The Perfect Supply Chain Storm: Prime Day, Peak Season, and a Pandemic

Amazon Prime Day 2020 has officially been announced to take place on Tuesday, October 13 and Wednesday, October 14 for Prime members in 19 countries around the world. The annual discount shopping event has increased sales each year kicking off in 2015. In 2019, they pulled in over $7 billion during the two-day event.

Every year, Amazon experiments with the event. However, this year will be a bigger (and less intentional) test than in the past. Prime Day has traditionally taken place in July, allowing the ecommerce leader to boost summer sales and test peak season logistics operations. Due to the global pandemic, Amazon postponed this year’s event to October.

As online shopping rapidly grew due to stay at home orders, and new social distancing practices had to be quickly implemented at fulfillment centers and sorting centers, Amazon experienced a higher than expected demand with shares increasing 66% so far this year.

In a year unlike any other in modern history, supply chains are already reeling from unexpected disruption and volatility. For a seamless Prime Day and following holiday season, it will be even more important for Amazon, their sellers, and their competitors to fine tune their logistics networks.

How Amazon and Their Sellers are Preparing

Amazon faced unexpected demand earlier in the year due to the COVID pandemic. With a rise in orders and a limited workforce, they reevaluated needs for the rest of the year, announcing that they would hire 100,000 full- and part-time logistics and fulfillment workers in North America and open 100 fulfillment and delivery centers.

While Amazon’s fulfillment network has remained competitive during this unprecedented year, capacity is still limited.

Many of Amazon’s sellers are facing challenges as well.
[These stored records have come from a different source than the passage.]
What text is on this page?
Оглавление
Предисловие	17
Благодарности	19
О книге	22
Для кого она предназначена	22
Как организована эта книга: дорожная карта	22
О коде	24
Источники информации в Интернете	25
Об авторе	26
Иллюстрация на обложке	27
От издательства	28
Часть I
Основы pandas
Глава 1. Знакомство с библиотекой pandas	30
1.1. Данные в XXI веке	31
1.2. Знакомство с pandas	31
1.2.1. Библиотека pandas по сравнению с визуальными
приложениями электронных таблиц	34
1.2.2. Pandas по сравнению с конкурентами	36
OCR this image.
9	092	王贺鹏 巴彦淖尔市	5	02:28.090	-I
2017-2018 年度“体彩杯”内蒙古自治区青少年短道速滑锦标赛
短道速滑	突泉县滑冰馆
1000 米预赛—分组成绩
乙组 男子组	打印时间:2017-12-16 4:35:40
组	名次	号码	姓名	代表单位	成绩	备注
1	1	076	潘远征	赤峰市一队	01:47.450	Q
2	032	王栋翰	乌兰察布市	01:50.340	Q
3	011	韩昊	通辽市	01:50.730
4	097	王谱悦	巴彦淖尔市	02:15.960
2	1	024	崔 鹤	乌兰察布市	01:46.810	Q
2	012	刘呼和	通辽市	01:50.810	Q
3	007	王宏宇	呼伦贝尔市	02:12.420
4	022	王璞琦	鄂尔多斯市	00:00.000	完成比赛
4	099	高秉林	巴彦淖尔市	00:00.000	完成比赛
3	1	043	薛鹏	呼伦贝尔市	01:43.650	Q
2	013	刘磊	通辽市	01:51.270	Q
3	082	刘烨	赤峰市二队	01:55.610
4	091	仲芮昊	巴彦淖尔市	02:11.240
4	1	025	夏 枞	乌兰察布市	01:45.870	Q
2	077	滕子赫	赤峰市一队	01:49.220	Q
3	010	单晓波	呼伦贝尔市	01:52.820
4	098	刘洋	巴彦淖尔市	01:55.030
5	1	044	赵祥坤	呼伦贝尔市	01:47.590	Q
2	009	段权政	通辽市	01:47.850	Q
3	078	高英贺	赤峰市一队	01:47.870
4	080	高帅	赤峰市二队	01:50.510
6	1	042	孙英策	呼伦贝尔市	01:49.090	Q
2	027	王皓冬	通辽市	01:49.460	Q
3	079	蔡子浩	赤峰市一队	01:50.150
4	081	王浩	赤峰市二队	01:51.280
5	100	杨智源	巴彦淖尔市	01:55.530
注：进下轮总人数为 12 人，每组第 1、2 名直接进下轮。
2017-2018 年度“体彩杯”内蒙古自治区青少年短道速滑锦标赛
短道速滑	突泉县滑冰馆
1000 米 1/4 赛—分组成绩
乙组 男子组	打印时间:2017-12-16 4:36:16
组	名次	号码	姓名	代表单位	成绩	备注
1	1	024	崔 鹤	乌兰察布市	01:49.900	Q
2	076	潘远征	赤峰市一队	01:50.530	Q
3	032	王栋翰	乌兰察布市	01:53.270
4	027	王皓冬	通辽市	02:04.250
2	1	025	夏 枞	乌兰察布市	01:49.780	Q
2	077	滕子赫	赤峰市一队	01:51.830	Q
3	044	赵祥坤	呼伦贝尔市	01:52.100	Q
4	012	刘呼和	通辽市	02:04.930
With the pandemic, many have already struggled to move goods quickly enough and to forecast inventory needs. Further contributing to forecasting challenges is the traffic at Amazon’s fulfillment centers where Fulfillment by Amazon (FBA) sellers have experienced a delay when their inventory is received at Amazon.

These sellers are left to decide if they should place their bets on Prime Day, or if they should focus their efforts and investment on their own holiday sales.

A Ripple Effect on Holiday Shopping and Peak Season

Amazon’s Prime Day timing impacts more than their sales and logistics network — the entire retail industry will feel the effects. An already challenging peak season will face even more shifts and the need for agility.

According to the National Retail Federation (NRF), 74% of retailers think that consumers will spread their holiday shopping out over several months with 69% expecting customers to start holiday shopping in October or earlier.

On top of earlier shopping, ecommerce sales are expected to surge. While ecommerce sales have been trending up over the last several years, this year presents a larger increase than past years. According to Deloitte, ecommerce holiday sales are expected to increase by 25% to 35% this year compared to 14.7% in 2019.

As this year’s Prime Day seeps into holiday shopping, other large retailers are responding quickly by accelerating their own seasonal sales. For example, Target is holding their Deal Days event on the same two days.

Not only will Prime Day impact how consumers are buying, but it will also put increased pressure on retail supply chains to ensure inventory is available and where it needs to be for this early holiday season.

A recent report by project44, Is 2020 the End of the Delivery Economy?, found that regardless of the pandemic and associated economic challenges, 83% of consumers won’t sacrifice fast delivery and 89% won’t give up visibility into the delivery process.

Adding this consistent expectation for fast and transparent delivery to the list of other challenges — including the early holiday shopping season intensified by the recently announced Prime Day, an increase in online shopping, and a number of roadblocks caused by the global pandemic — makes this year’s peak season a test of agility and resilience for retail supply chains.

The First Step Toward Gaining Control Over the Supply Chain

Supply chains have become the central focus for retailers this year. The increased attention and need for supply chain precision has brought inefficiencies and gaps in information to the surface. Manual processes and siloed data that were once good enough will no longer cut it.

To build the agility needed to take on today’s disruption and uncertainty, companies are seeking complete visibility and automation across their supply chain. And while retailers with these practices in place will lead this year’s peak season, these initiatives have become essential throughout the year and across industries.

With real-time transportation visibility and predictive insights across modes and regions in one place, supply chains can gain a unified view of their in-transit inventory. This comprehensive visibility allows them to handle issues before they occur, improve collaboration across parties, and deliver the results their customers expect.